Variable Importance Measures in Tree-Based Classification Algorithms Applied to Decision Problems in Marketing
von Benjamin Stahl
Prof. Dr. Bernd Skiera
Machine learning algorithms such as decision trees and their ensemble counterpart, known as random forests, are increasingly gaining in importance for binary classification tasks in various scientific and practical fields.
The increasing popularity of random forests is primarily driven by their superior prediction performance compared to other prediction algorithms in many applications and by their simplicity of use. Nevertheless, random forests are as yet hardly represented in the marketing literature, even though the few research papers that applied this technique also demonstrated the superior performance over other machine learning algorithms and the logistic regression. One possible explanation for this restraint might be that traditional approaches used in marketing, such as the RFM analysis or the logistic regression, provide model outputs that facilitate the assessment of the influence of predictor variables on the prediction.
While decision trees generate simple if-then rules which are easily interpretable and understandable, ensembles are usually considered as black box algorithms. However, there also exist some techniques for ensemble models to estimate the most important predictor variables for a given model. These so-called variable importance measures can provide valuable insights into the black box, even though they do not provide evidence about the nature of the relationship between the predictor variables and the predicted outcome. To be more specific, variable importance measures do not indicate whether predictions of the target class are driven by rather large or rather small values of a predictor variable. One possible graphical solution to overcome this limitation of importance measures is to use partial dependence plots, which allow investigating the direction of effects of certain predictor variables. Unfortunately, partial dependence plots are not able to identify the most important predictor variables. That is why variable importance measures are nevertheless required in order to identify the most influential variables that are worth being looked at in more detail (Friedman, 2001, pp. 1220–1221 & Greenwell, 2017, p. 421).

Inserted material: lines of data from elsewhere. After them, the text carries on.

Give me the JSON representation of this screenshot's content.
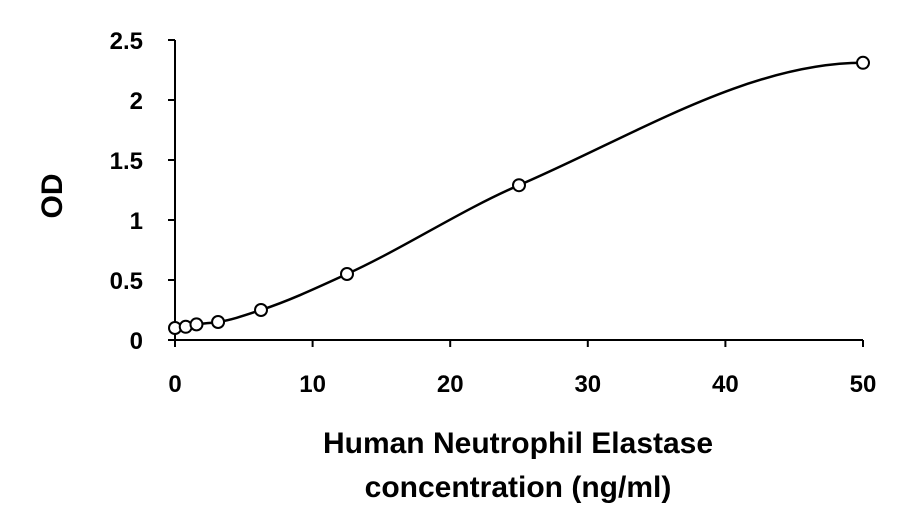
{
  "chart_data": {
    "type": "scatter",
    "title": "",
    "xlabel_lines": [
      "Human Neutrophil Elastase",
      "concentration (ng/ml)"
    ],
    "ylabel": "OD",
    "xlim": [
      0,
      50
    ],
    "ylim": [
      0,
      2.5
    ],
    "xticks": [
      "0",
      "10",
      "20",
      "30",
      "40",
      "50"
    ],
    "yticks": [
      "0",
      "0.5",
      "1",
      "1.5",
      "2",
      "2.5"
    ],
    "grid": false,
    "legend": "none",
    "series": [
      {
        "x": [
          0,
          0.78,
          1.56,
          3.13,
          6.25,
          12.5,
          25,
          50
        ],
        "y": [
          0.1,
          0.11,
          0.13,
          0.15,
          0.25,
          0.55,
          1.29,
          2.31
        ],
        "marker": "open-circle",
        "fit_line": "smooth-curve"
      }
    ],
    "colors": {
      "line": "#000000",
      "marker_fill": "#ffffff",
      "marker_stroke": "#000000"
    }
  }
}
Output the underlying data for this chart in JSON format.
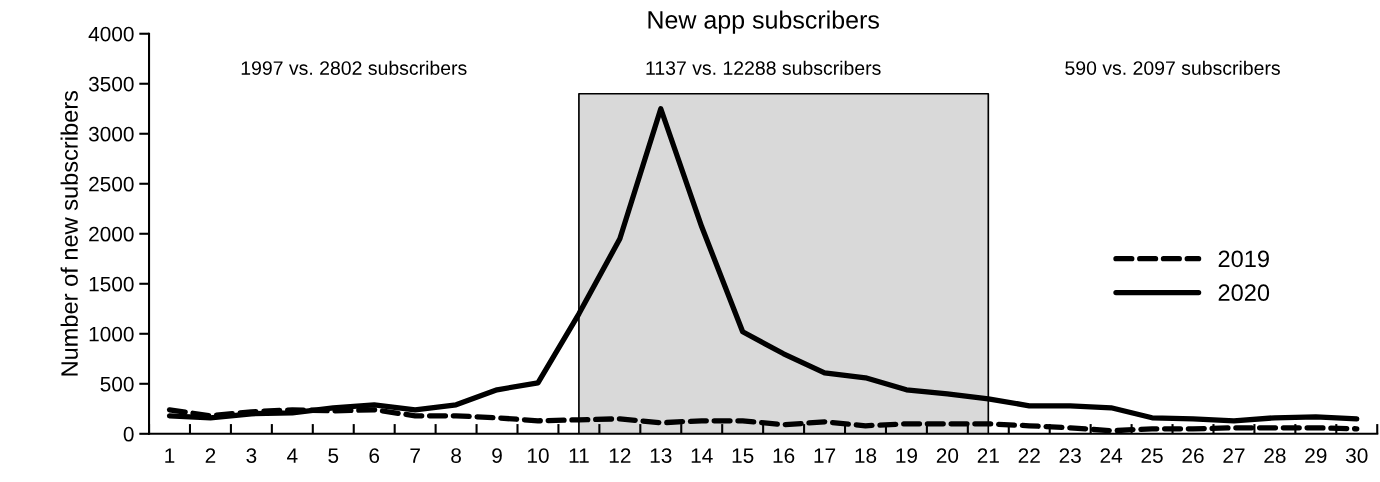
{
  "chart_data": {
    "type": "line",
    "title": "New app subscribers",
    "ylabel": "Number of new subscribers",
    "categories": [
      "1",
      "2",
      "3",
      "4",
      "5",
      "6",
      "7",
      "8",
      "9",
      "10",
      "11",
      "12",
      "13",
      "14",
      "15",
      "16",
      "17",
      "18",
      "19",
      "20",
      "21",
      "22",
      "23",
      "24",
      "25",
      "26",
      "27",
      "28",
      "29",
      "30"
    ],
    "series": [
      {
        "name": "2019",
        "color": "#000000",
        "line_style": "dashed",
        "values": [
          240,
          180,
          220,
          240,
          230,
          240,
          180,
          180,
          160,
          130,
          140,
          150,
          110,
          130,
          130,
          90,
          120,
          80,
          100,
          100,
          100,
          80,
          60,
          30,
          50,
          50,
          60,
          60,
          60,
          50
        ]
      },
      {
        "name": "2020",
        "color": "#000000",
        "line_style": "solid",
        "values": [
          180,
          160,
          200,
          210,
          260,
          290,
          240,
          290,
          440,
          510,
          1200,
          1950,
          3250,
          2070,
          1020,
          800,
          610,
          560,
          440,
          400,
          350,
          280,
          280,
          260,
          160,
          150,
          130,
          160,
          170,
          150
        ]
      }
    ],
    "bands": [
      {
        "axis": "x",
        "from": "11",
        "to": "21",
        "color": "#d9d9d9"
      }
    ],
    "annotations": [
      "1997 vs. 2802 subscribers",
      "1137 vs. 12288 subscribers",
      "590 vs. 2097 subscribers"
    ],
    "ylim": [
      0,
      4000
    ],
    "yticks": [
      0,
      500,
      1000,
      1500,
      2000,
      2500,
      3000,
      3500,
      4000
    ],
    "grid": false,
    "legend": "right",
    "marker": "none"
  }
}
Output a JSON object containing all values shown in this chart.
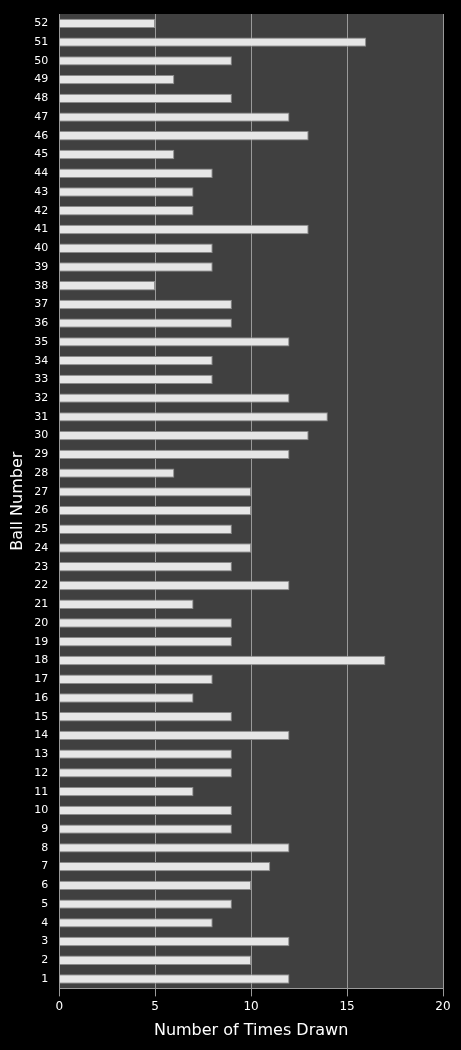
{
  "chart_data": {
    "type": "bar",
    "orientation": "horizontal",
    "xlabel": "Number of Times Drawn",
    "ylabel": "Ball Number",
    "categories": [
      "52",
      "51",
      "50",
      "49",
      "48",
      "47",
      "46",
      "45",
      "44",
      "43",
      "42",
      "41",
      "40",
      "39",
      "38",
      "37",
      "36",
      "35",
      "34",
      "33",
      "32",
      "31",
      "30",
      "29",
      "28",
      "27",
      "26",
      "25",
      "24",
      "23",
      "22",
      "21",
      "20",
      "19",
      "18",
      "17",
      "16",
      "15",
      "14",
      "13",
      "12",
      "11",
      "10",
      "9",
      "8",
      "7",
      "6",
      "5",
      "4",
      "3",
      "2",
      "1"
    ],
    "values": [
      5,
      16,
      9,
      6,
      9,
      12,
      13,
      6,
      8,
      7,
      7,
      13,
      8,
      8,
      5,
      9,
      9,
      12,
      8,
      8,
      12,
      14,
      13,
      12,
      6,
      10,
      10,
      9,
      10,
      9,
      12,
      7,
      9,
      9,
      17,
      8,
      7,
      9,
      12,
      9,
      9,
      7,
      9,
      9,
      12,
      11,
      10,
      9,
      8,
      12,
      10,
      12
    ],
    "color": "#e6e6e6",
    "xlim": [
      0,
      20
    ],
    "xticks": [
      0,
      5,
      10,
      15,
      20
    ],
    "grid": "x"
  }
}
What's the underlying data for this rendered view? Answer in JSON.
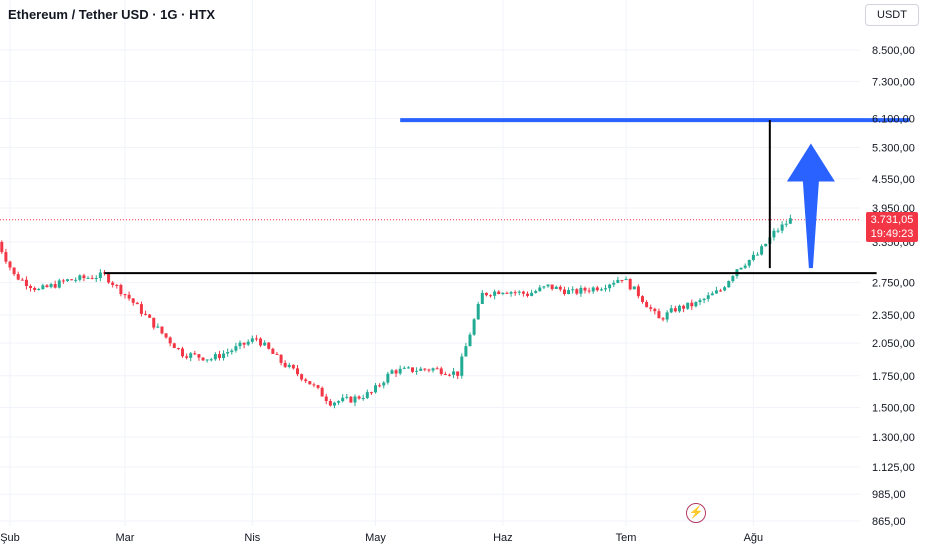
{
  "header": {
    "title": "Ethereum / Tether USD · 1G · HTX",
    "currency_button": "USDT"
  },
  "last_price": {
    "price": "3.731,05",
    "countdown": "19:49:23"
  },
  "colors": {
    "up": "#22ab94",
    "down": "#f23645",
    "target_line": "#2962ff",
    "trend_line": "#000000",
    "price_line": "#f23645",
    "grid": "#f0f3fa"
  },
  "icons": [
    "lightning-logo-icon",
    "up-arrow-icon"
  ],
  "chart_data": {
    "type": "candlestick",
    "title": "Ethereum / Tether USD · 1G · HTX",
    "y_scale": "log",
    "ylim": [
      850,
      10000
    ],
    "y_ticks": [
      {
        "value": 8500,
        "label": "8.500,00"
      },
      {
        "value": 7300,
        "label": "7.300,00"
      },
      {
        "value": 6100,
        "label": "6.100,00"
      },
      {
        "value": 5300,
        "label": "5.300,00"
      },
      {
        "value": 4550,
        "label": "4.550,00"
      },
      {
        "value": 3950,
        "label": "3.950,00"
      },
      {
        "value": 3350,
        "label": "3.350,00"
      },
      {
        "value": 2750,
        "label": "2.750,00"
      },
      {
        "value": 2350,
        "label": "2.350,00"
      },
      {
        "value": 2050,
        "label": "2.050,00"
      },
      {
        "value": 1750,
        "label": "1.750,00"
      },
      {
        "value": 1500,
        "label": "1.500,00"
      },
      {
        "value": 1300,
        "label": "1.300,00"
      },
      {
        "value": 1125,
        "label": "1.125,00"
      },
      {
        "value": 985,
        "label": "985,00"
      },
      {
        "value": 865,
        "label": "865,00"
      }
    ],
    "x_ticks": [
      {
        "date": "2023-02-01",
        "label": "Şub"
      },
      {
        "date": "2023-03-01",
        "label": "Mar"
      },
      {
        "date": "2023-04-01",
        "label": "Nis"
      },
      {
        "date": "2023-05-01",
        "label": "May"
      },
      {
        "date": "2023-06-01",
        "label": "Haz"
      },
      {
        "date": "2023-07-01",
        "label": "Tem"
      },
      {
        "date": "2023-08-01",
        "label": "Ağu"
      }
    ],
    "xlim": [
      "2023-02-01",
      "2023-08-31"
    ],
    "series_path": [
      [
        "2023-01-29",
        3350
      ],
      [
        "2023-02-02",
        2850
      ],
      [
        "2023-02-08",
        2650
      ],
      [
        "2023-02-15",
        2780
      ],
      [
        "2023-02-24",
        2850
      ],
      [
        "2023-03-02",
        2550
      ],
      [
        "2023-03-10",
        2150
      ],
      [
        "2023-03-15",
        1950
      ],
      [
        "2023-03-22",
        1900
      ],
      [
        "2023-03-28",
        2000
      ],
      [
        "2023-04-02",
        2100
      ],
      [
        "2023-04-08",
        1870
      ],
      [
        "2023-04-14",
        1720
      ],
      [
        "2023-04-20",
        1540
      ],
      [
        "2023-04-25",
        1560
      ],
      [
        "2023-04-30",
        1610
      ],
      [
        "2023-05-05",
        1790
      ],
      [
        "2023-05-15",
        1810
      ],
      [
        "2023-05-21",
        1770
      ],
      [
        "2023-05-24",
        2150
      ],
      [
        "2023-05-27",
        2600
      ],
      [
        "2023-06-01",
        2650
      ],
      [
        "2023-06-07",
        2600
      ],
      [
        "2023-06-12",
        2700
      ],
      [
        "2023-06-18",
        2620
      ],
      [
        "2023-06-25",
        2700
      ],
      [
        "2023-06-30",
        2820
      ],
      [
        "2023-07-04",
        2600
      ],
      [
        "2023-07-09",
        2300
      ],
      [
        "2023-07-13",
        2420
      ],
      [
        "2023-07-18",
        2480
      ],
      [
        "2023-07-24",
        2650
      ],
      [
        "2023-07-28",
        2950
      ],
      [
        "2023-08-02",
        3150
      ],
      [
        "2023-08-06",
        3500
      ],
      [
        "2023-08-10",
        3731
      ]
    ],
    "last_price": 3731.05,
    "annotations": [
      {
        "type": "horizontal_segment",
        "label": "resistance",
        "y": 2880,
        "from": "2023-02-24",
        "to": "2023-08-31",
        "color": "#000000"
      },
      {
        "type": "horizontal_segment",
        "label": "target",
        "y": 6050,
        "from": "2023-05-07",
        "to": "2023-09-08",
        "color": "#2962ff"
      },
      {
        "type": "vertical_segment",
        "label": "measured-move",
        "x": "2023-08-05",
        "from": 2950,
        "to": 6050,
        "color": "#000000"
      },
      {
        "type": "arrow_up",
        "x": "2023-08-15",
        "from": 2950,
        "to": 5400,
        "color": "#2962ff"
      }
    ]
  }
}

This provides the starting point for this thesis, which aims at enriching the marketing literature in various ways. On the one hand, a methodology named classification improvement measure is developed that consists of two metrics and combines the ability to assess the importance of predictor variables in a random forest as well as the assessment of the direction of their effects. Even though most of the currently existing studies in the marketing literature consider different aspects of random forests by using churn data, not much research has been done on the response prediction to marketing campaigns with random forests. Hence, a further objective of this thesis is to predict customer’s response to a direct marketing campaign in banking using random forests with different hyperparameter combinations and select a well performing model. In order to demonstrate the superior predictive power of random forests the models are moreover benchmarked with a logistic regression. After a well performing model is selected, it will be investigated in more detail using the common variable importance measures to identify the most relevant predictor variables. Furthermore, a new contribution to the contemporary marketing literature is the application of partial dependence plots to explore the direction of variable effects in the model. Finally, the newly developed classification improvement measure is used for the model exploration and the results are compared with those from the traditional methods.
The thesis is structured into seven chapters. Chapter 2 has a theoretical focus and outlines the concepts of decision trees and random forests to lay the foundation for the later applications. Chapter 3 presents the two most common variable importance measures for random forests, namely Gini importance and mean decrease in accuracy, and provides an overview over the main points of criticism discussed in the literature. Additionally, partial dependence plots (and its extension called individual conditional expectations plots) are described as a graphical approach to illustrate how the input variables affect the outcome prediction. Chapter 4 emphasizes the importance as well as common use cases of predictive modelling in the marketing context. It also summarizes the results of the most important academic papers from the literature that apply random forests in the context of marketing-related questions. The novel approach of the classification improvement measure is outlined in detail in chapter 5 and is tested on a small simulated data set as well as on a publicly available data set. In chapter 6, random forests with different hyperparameter combinations are computed with the objective of finding a well performing model for the prediction of a direct marketing campaign’s success. For the purpose of this analysis, anonymize dcustomer data are provided by a German direct bank. Finally, chapter 7 provides a summary of the results.
The main part of the analysis is carried out by using the R software. The algorithm for calculating the classification improvement measure is implemented in SAS code.